The uranium mining projects in Western Australia have attracted opposition from organisations like the Anti-Nuclear Alliance of Western Australia, which have attempted to put a hold on them before they reach active mining stage.

The Lake Maitland uranium deposit was first discovered in 1972 by Asarco Australia. The deposit saw limited exploration efforts in the 1980s, but progress was halted because of a dispute between the joint owners at the time, but also saw frequent changes in ownership.

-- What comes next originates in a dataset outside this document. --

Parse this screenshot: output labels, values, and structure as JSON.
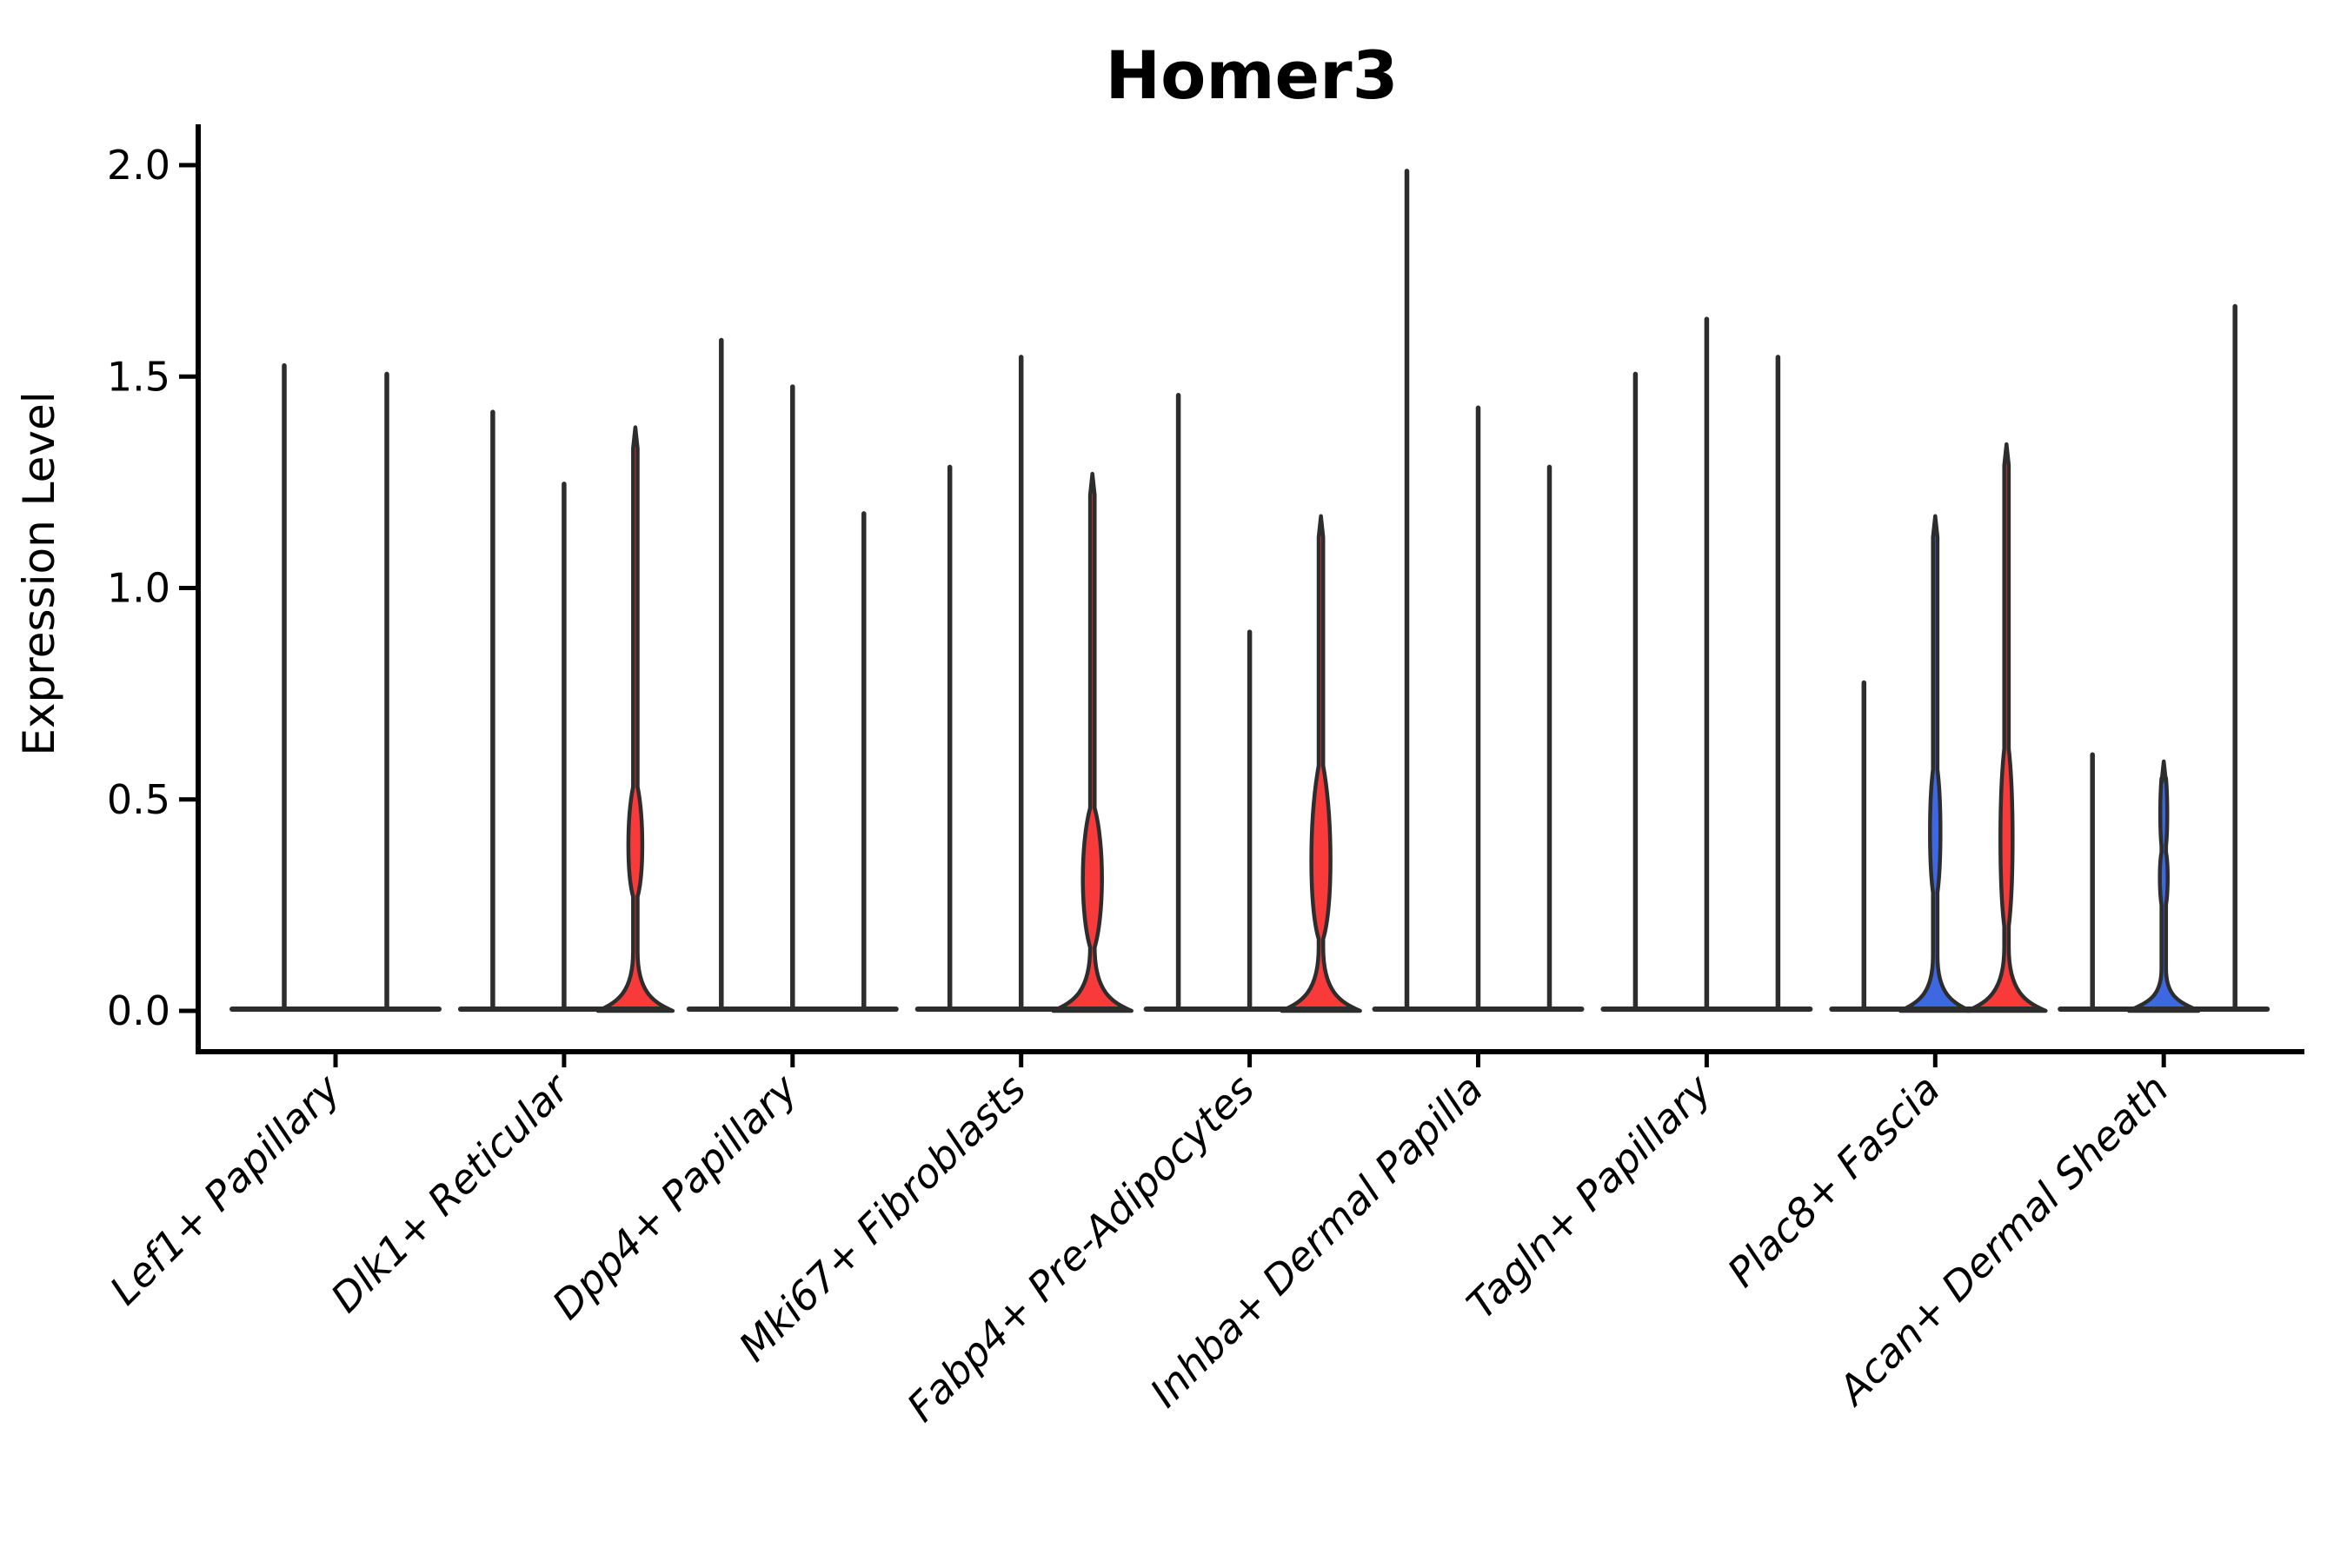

After some more drilling in 2005 by Redport Ltd, the company was taken over by Mega Uranium in December 2006, who continued drilling and exploration efforts in 2007-08. The future mine, while remote, benefits from existing infrastructure in the region from other mines. It is approximately 30 km north of the Bronzewing Gold Mine. A 35 percent stake in the mine is held by Japanese consortium Japan Australia Uranium Resources Development Co (JAURD). JAURD is jointly owned by Kansai Electric Power, Kyushu Electric Power and Shikoku Electric Power, who, between them, operate nuclear power plants.

The mine, expected to have a mine live of ten years, is scheduled to produce 1.65 million pounds of uranium oxide a year.